Afterwards, he headed to the car; she followed not long after.
But she never made it.
Instead she wound up in an ambulance being rushed to the Traumatic Brain Injury unit at Jamaica Hospital Medical Center.
Rosenthal remained unconscious in the Intensive Care Unit where reportedly both of her arms were broken and she had sustained a cranial injury that caused a brain bleed. Miraculously, by Wednesday, the hospital reported that her condition had been upgraded to stable.
Mere minutes after the accident, social media hawkers began their usual barrage of comments. Inaccurate speculation flooded local sites. And another tragedy was compounded by false suppositions.
The woman was dead, the driver was drunk, the parking lot is dangerous. Fortunately, none were true.
We have repeatedly cautioned readers to take these postings with a few hundred grains of salt. But it seems that humans are predisposed to making the unfettered leap to the dark side, before ascertaining all the facts.
But let’s suppose for one second that we were a member of Sandy Rosenthal’s family, or friends, who hadn’t yet spoken to someone who actually knew the truth. For that moment they suffered the unspeakable loss of a loved one in a tragic accident.

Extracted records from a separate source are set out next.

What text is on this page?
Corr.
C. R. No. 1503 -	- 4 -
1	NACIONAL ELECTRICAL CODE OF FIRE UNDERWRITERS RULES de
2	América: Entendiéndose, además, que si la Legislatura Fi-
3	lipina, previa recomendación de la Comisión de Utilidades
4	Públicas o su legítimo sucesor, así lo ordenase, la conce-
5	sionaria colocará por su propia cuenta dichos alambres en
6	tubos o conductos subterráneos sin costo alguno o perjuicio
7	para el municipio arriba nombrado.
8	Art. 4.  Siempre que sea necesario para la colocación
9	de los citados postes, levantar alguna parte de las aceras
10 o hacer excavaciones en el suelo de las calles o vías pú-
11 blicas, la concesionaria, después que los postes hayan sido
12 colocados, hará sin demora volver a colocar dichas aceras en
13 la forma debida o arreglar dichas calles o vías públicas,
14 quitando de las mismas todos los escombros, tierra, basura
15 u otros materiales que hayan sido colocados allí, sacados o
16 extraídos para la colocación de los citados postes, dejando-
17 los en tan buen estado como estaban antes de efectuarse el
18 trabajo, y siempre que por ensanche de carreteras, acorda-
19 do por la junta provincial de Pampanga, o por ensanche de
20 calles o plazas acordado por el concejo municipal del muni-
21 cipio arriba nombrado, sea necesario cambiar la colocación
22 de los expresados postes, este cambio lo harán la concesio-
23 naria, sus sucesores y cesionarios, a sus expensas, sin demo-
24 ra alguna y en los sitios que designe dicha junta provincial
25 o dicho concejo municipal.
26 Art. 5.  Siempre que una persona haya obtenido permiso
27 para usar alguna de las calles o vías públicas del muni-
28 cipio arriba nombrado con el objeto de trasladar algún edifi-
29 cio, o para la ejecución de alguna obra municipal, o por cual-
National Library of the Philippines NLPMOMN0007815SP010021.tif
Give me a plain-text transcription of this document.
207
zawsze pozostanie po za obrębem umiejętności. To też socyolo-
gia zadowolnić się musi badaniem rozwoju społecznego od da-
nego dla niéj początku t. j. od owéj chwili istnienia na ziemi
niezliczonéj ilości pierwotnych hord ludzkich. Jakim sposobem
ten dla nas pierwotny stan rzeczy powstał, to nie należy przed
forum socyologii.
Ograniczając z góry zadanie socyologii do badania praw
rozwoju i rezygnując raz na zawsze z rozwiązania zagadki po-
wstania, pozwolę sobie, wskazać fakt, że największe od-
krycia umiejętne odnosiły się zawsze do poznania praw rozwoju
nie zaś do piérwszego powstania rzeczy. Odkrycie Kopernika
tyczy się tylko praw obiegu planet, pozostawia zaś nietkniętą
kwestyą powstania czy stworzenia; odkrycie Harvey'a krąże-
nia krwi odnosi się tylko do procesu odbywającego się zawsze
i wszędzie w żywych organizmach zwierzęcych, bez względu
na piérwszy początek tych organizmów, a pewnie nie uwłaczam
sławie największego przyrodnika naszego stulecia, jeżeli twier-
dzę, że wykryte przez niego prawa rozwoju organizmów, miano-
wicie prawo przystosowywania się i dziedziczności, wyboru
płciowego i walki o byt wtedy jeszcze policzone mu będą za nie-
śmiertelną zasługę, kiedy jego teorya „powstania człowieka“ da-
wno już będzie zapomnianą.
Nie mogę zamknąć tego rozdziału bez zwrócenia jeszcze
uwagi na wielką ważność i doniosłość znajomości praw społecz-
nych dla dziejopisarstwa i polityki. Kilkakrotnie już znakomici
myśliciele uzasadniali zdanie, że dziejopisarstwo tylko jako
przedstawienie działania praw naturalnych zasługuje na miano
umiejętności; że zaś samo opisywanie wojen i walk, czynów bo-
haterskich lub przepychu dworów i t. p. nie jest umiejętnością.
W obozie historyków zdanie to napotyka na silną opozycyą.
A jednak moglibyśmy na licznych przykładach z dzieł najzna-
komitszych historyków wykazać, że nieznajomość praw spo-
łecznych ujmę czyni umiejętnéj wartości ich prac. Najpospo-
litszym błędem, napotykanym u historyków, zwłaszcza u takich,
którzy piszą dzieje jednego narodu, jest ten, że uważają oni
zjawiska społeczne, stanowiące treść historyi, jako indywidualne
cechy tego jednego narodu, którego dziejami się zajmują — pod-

Or what about someone who knew the young man who was behind the wheel—perhaps his parent, a sibling or a girlfriend. They were gripped with overwhelming panic and anxiety.
And how about one of the owners or the management team at Howard Plaza Shopping Center, assigned blame for something they took every conceivable measure to prevent.
Perhaps we should all look toward expanding the traditional inferences of looking both ways — when we cross into the dangerous path of vehicles, and when we cross the harmful lines of disseminating false information.
We hope Sandy Rosenthal continues on the path to a full recovery.
We hope the young man who was driving realizes the error of his ways and in the days ahead can come to terms with what he did in a moment of recklessness that cost both he and the Rosenthal family such pain.
And we hope that when you step off a curb you take a moment to turn your head in every direction to ensure your safety. And that when you step out onto the highway of information, you resist the temptations of dangerous and harmful speculation.
Just look both ways.

The victim, her family, the driver and his family, all of whose lives will be inexorably marked by a few minutes in a neighborhood strip mall. The saddest part of all is that it could easily have been prevented.